Ensi (cuneiform: pa.te.si ensik, "lord of the plowland"; Emesal dialect: umunsik; iššakkum) was a Sumerian title designating the ruler or prince of a city-state. Originally it may have designated an independent ruler, but in later periods the title presupposed subordinance to a lugal.

For the Early Dynastic Period (about 2800–2350 BC), the meaning of the titles en, ensi and lugal cannot be differentiated clearly: see lugal, ensi and en for details. Ensi may have originally been a designation of the ruler restricted to Lagash and Umma. The ensi was considered a representative of the city-state's patron deity. In later periods, an ensi was normally seen as subordinate to a lugal. Nevertheless, even the powerful rulers of the Second Dynasty of Lagash (c. 2100 BC) such as Gudea were satisfied with the title ensi.

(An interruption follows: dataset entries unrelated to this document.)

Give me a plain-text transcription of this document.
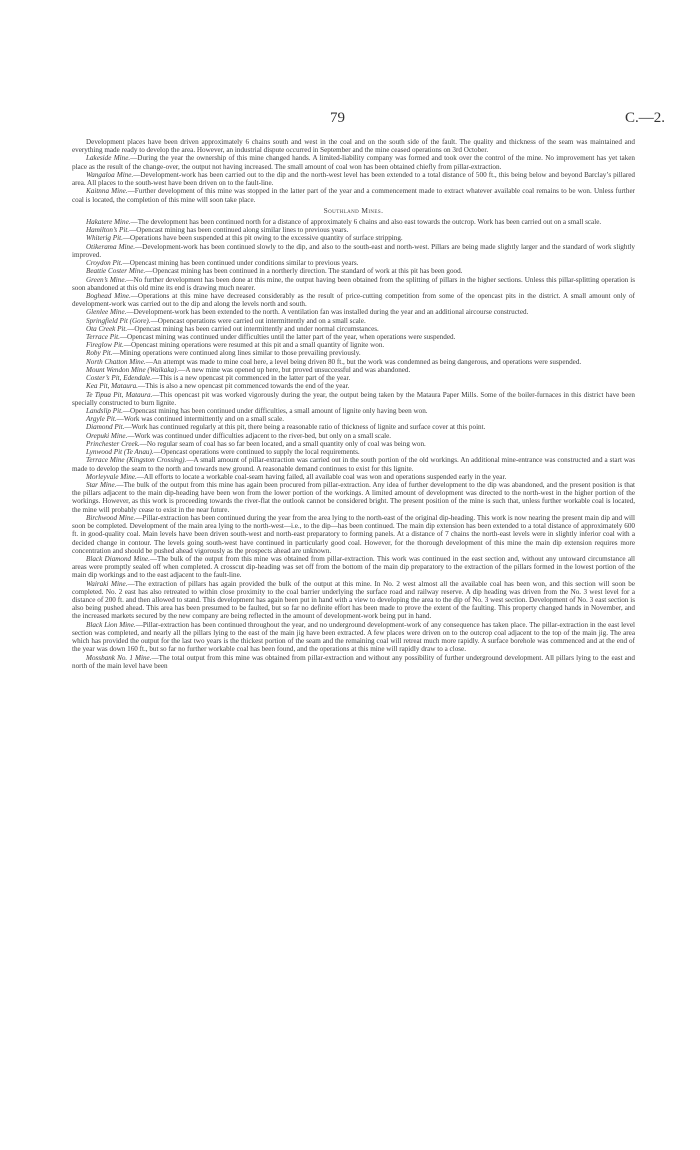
79	C.—2.

Development places have been driven approximately 6 chains south and west in the coal and on the south side of the fault. The quality and thickness of the seam was maintained and everything made ready to develop the area. However, an industrial dispute occurred in September and the mine ceased operations on 3rd October.

Lakeside Mine.—During the year the ownership of this mine changed hands. A limited-liability company was formed and took over the control of the mine. No improvement has yet taken place as the result of the change-over, the output not having increased. The small amount of coal won has been obtained chiefly from pillar-extraction.

Wangaloa Mine.—Development-work has been carried out to the dip and the north-west level has been extended to a total distance of 500 ft., this being below and beyond Barclay’s pillared area. All places to the south-west have been driven on to the fault-line.

Kaitnna Mine.—Further development of this mine was stopped in the latter part of the year and a commencement made to extract whatever available coal remains to be won. Unless further coal is located, the completion of this mine will soon take place.

Southland Mines.

Hakatere Mine.—The development has been continued north for a distance of approximately 6 chains and also east towards the outcrop. Work has been carried out on a small scale.

Hamilton’s Pit.—Opencast mining has been continued along similar lines to previous years.

Whiterig Pit.—Operations have been suspended at this pit owing to the excessive quantity of surface stripping.

Otikerama Mine.—Development-work has been continued slowly to the dip, and also to the south-east and north-west. Pillars are being made slightly larger and the standard of work slightly improved.

Croydon Pit.—Opencast mining has been continued under conditions similar to previous years.

Beattie Coster Mine.—Opencast mining has been continued in a northerly direction. The standard of work at this pit has been good.

Green’s Mine.—No further development has been done at this mine, the output having been obtained from the splitting of pillars in the higher sections. Unless this pillar-splitting operation is soon abandoned at this old mine its end is drawing much nearer.

Boghead Mine.—Operations at this mine have decreased considerably as the result of price-cutting competition from some of the opencast pits in the district. A small amount only of development-work was carried out to the dip and along the levels north and south.

Glenlee Mine.—Development-work has been extended to the north. A ventilation fan was installed during the year and an additional aircourse constructed.

Springfield Pit (Gore).—Opencast operations were carried out intermittently and on a small scale.

Ota Creek Pit.—Opencast mining has been carried out intermittently and under normal circumstances.

Terrace Pit.—Opencast mining was continued under difficulties until the latter part of the year, when operations were suspended.

Fireglow Pit.—Opencast mining operations were resumed at this pit and a small quantity of lignite won.

Roby Pit.—Mining operations were continued along lines similar to those prevailing previously.

North Chatton Mine.—An attempt was made to mine coal here, a level being driven 80 ft., but the work was condemned as being dangerous, and operations were suspended.

Mount Wendon Mine (Waikaka).—A new mine was opened up here, but proved unsuccessful and was abandoned.

Coster’s Pit, Edendale.—This is a new opencast pit commenced in the latter part of the year.

Kea Pit, Mataura.—This is also a new opencast pit commenced towards the end of the year.

Te Tipua Pit, Mataura.—This opencast pit was worked vigorously during the year, the output being taken by the Mataura Paper Mills. Some of the boiler-furnaces in this district have been specially constructed to burn lignite.

Landslip Pit.—Opencast mining has been continued under difficulties, a small amount of lignite only having been won.

Argyle Pit.—Work was continued intermittently and on a small scale.

Diamond Pit.—Work has continued regularly at this pit, there being a reasonable ratio of thickness of lignite and surface cover at this point.

Orepuki Mine.—Work was continued under difficulties adjacent to the river-bed, but only on a small scale.

Princhester Creek.—No regular seam of coal has so far been located, and a small quantity only of coal was being won.

Lynwood Pit (Te Anau).—Opencast operations were continued to supply the local requirements.

Terrace Mine (Kingston Crossing).—A small amount of pillar-extraction was carried out in the south portion of the old workings. An additional mine-entrance was constructed and a start was made to develop the seam to the north and towards new ground. A reasonable demand continues to exist for this lignite.

Morleyvale Mine.—All efforts to locate a workable coal-seam having failed, all available coal was won and operations suspended early in the year.

Star Mine.—The bulk of the output from this mine has again been procured from pillar-extraction. Any idea of further development to the dip was abandoned, and the present position is that the pillars adjacent to the main dip-heading have been won from the lower portion of the workings. A limited amount of development was directed to the north-west in the higher portion of the workings. However, as this work is proceeding towards the river-flat the outlook cannot be considered bright. The present position of the mine is such that, unless further workable coal is located, the mine will probably cease to exist in the near future.

Birchwood Mine.—Pillar-extraction has been continued during the year from the area lying to the north-east of the original dip-heading. This work is now nearing the present main dip and will soon be completed. Development of the main area lying to the north-west—i.e., to the dip—has been continued. The main dip extension has been extended to a total distance of approximately 600 ft. in good-quality coal. Main levels have been driven south-west and north-east preparatory to forming panels. At a distance of 7 chains the north-east levels were in slightly inferior coal with a decided change in contour. The levels going south-west have continued in particularly good coal. However, for the thorough development of this mine the main dip extension requires more concentration and should be pushed ahead vigorously as the prospects ahead are unknown.

Black Diamond Mine.—The bulk of the output from this mine was obtained from pillar-extraction. This work was continued in the east section and, without any untoward circumstance all areas were promptly sealed off when completed. A crosscut dip-heading was set off from the bottom of the main dip preparatory to the extraction of the pillars formed in the lowest portion of the main dip workings and to the east adjacent to the fault-line.

Wairaki Mine.—The extraction of pillars has again provided the bulk of the output at this mine. In No. 2 west almost all the available coal has been won, and this section will soon be completed. No. 2 east has also retreated to within close proximity to the coal barrier underlying the surface road and railway reserve. A dip heading was driven from the No. 3 west level for a distance of 200 ft. and then allowed to stand. This development has again been put in hand with a view to developing the area to the dip of No. 3 west section. Development of No. 3 east section is also being pushed ahead. This area has been presumed to be faulted, but so far no definite effort has been made to prove the extent of the faulting. This property changed hands in November, and the increased markets secured by the new company are being reflected in the amount of development-work being put in hand.

Black Lion Mine.—Pillar-extraction has been continued throughout the year, and no underground development-work of any consequence has taken place. The pillar-extraction in the east level section was completed, and nearly all the pillars lying to the east of the main jig have been extracted. A few places were driven on to the outcrop coal adjacent to the top of the main jig. The area which has provided the output for the last two years is the thickest portion of the seam and the remaining coal will retreat much more rapidly. A surface borehole was commenced and at the end of the year was down 160 ft., but so far no further workable coal has been found, and the operations at this mine will rapidly draw to a close.

Mossbank No. 1 Mine.—The total output from this mine was obtained from pillar-extraction and without any possibility of further underground development. All pillars lying to the east and north of the main level have been
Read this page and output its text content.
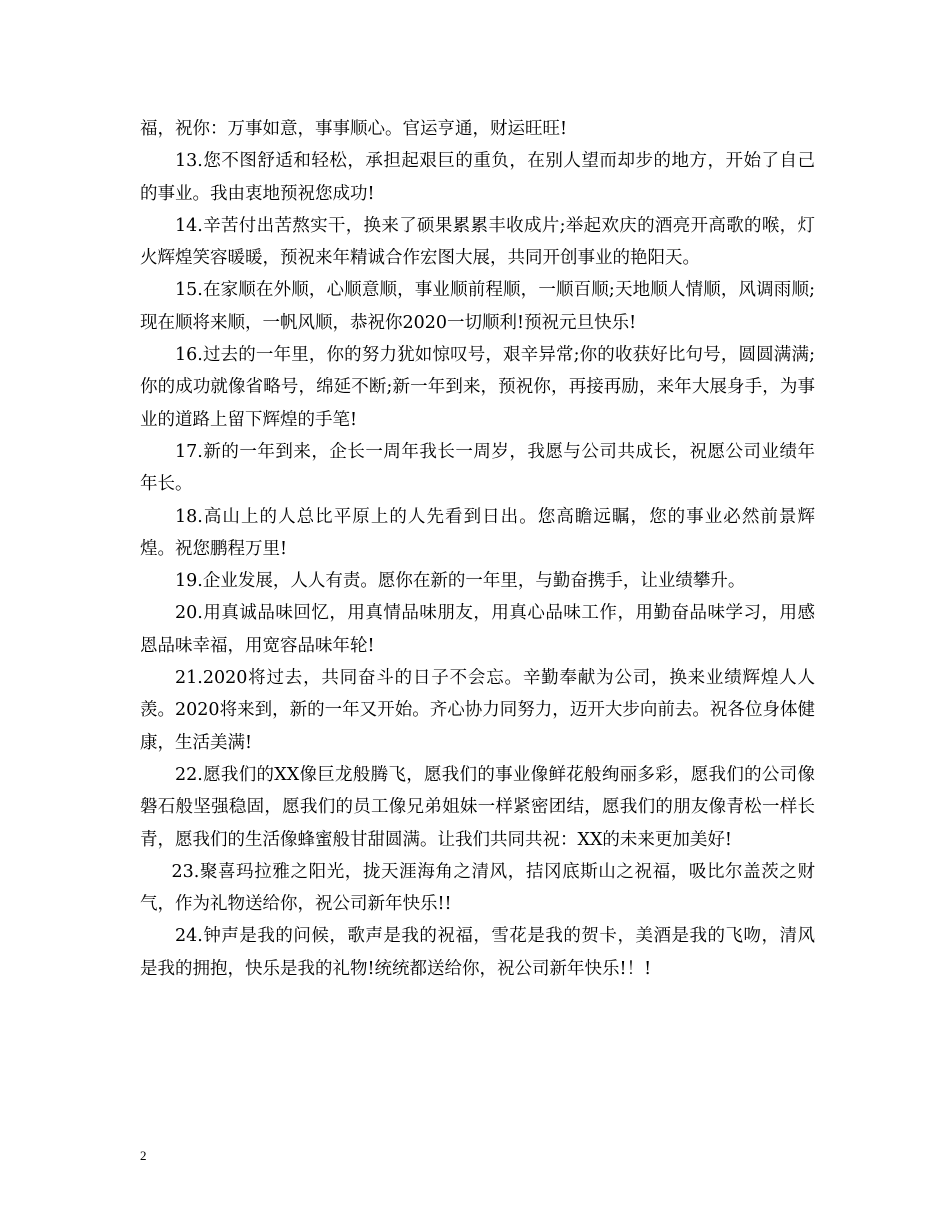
福，祝你：万事如意，事事顺心。官运亨通，财运旺旺!

13.您不图舒适和轻松，承担起艰巨的重负，在别人望而却步的地方，开始了自己的事业。我由衷地预祝您成功!

14.辛苦付出苦熬实干，换来了硕果累累丰收成片;举起欢庆的酒亮开高歌的喉，灯火辉煌笑容暖暖，预祝来年精诚合作宏图大展，共同开创事业的艳阳天。

15.在家顺在外顺，心顺意顺，事业顺前程顺，一顺百顺;天地顺人情顺，风调雨顺;现在顺将来顺，一帆风顺，恭祝你2020一切顺利!预祝元旦快乐!

16.过去的一年里，你的努力犹如惊叹号，艰辛异常;你的收获好比句号，圆圆满满;你的成功就像省略号，绵延不断;新一年到来，预祝你，再接再励，来年大展身手，为事业的道路上留下辉煌的手笔!

17.新的一年到来，企长一周年我长一周岁，我愿与公司共成长，祝愿公司业绩年年长。

18.高山上的人总比平原上的人先看到日出。您高瞻远瞩，您的事业必然前景辉煌。祝您鹏程万里!

19.企业发展，人人有责。愿你在新的一年里，与勤奋携手，让业绩攀升。

20.用真诚品味回忆，用真情品味朋友，用真心品味工作，用勤奋品味学习，用感恩品味幸福，用宽容品味年轮!

21.2020将过去，共同奋斗的日子不会忘。辛勤奉献为公司，换来业绩辉煌人人羡。2020将来到，新的一年又开始。齐心协力同努力，迈开大步向前去。祝各位身体健康，生活美满!

22.愿我们的XX像巨龙般腾飞，愿我们的事业像鲜花般绚丽多彩，愿我们的公司像磐石般坚强稳固，愿我们的员工像兄弟姐妹一样紧密团结，愿我们的朋友像青松一样长青，愿我们的生活像蜂蜜般甘甜圆满。让我们共同共祝：XX的未来更加美好!

23.聚喜玛拉雅之阳光，拢天涯海角之清风，拮冈底斯山之祝福，吸比尔盖茨之财气，作为礼物送给你，祝公司新年快乐!!

24.钟声是我的问候，歌声是我的祝福，雪花是我的贺卡，美酒是我的飞吻，清风是我的拥抱，快乐是我的礼物!统统都送给你，祝公司新年快乐!！!

2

During the Third Dynasty of Ur (about 2100–2000 BC) ensi referred to the provincial governors of the kingdom. These exercised great powers in terms of government, tax revenue and jurisdiction, but they were supervised, installed, and dismissed by the lugal of Ur. Although the office could be inherited, all ensi had to be endorsed by the lugal. No independent foreign policy or warfare was allowed.

In the city-state of Assur, the hereditary ruler bore the Akkadian-language version of the title ensi, while the patron deity was regarded as šarrum "king".

They held most political power in Sumerian city-states during the Uruk period (c. 4100–2900 BC).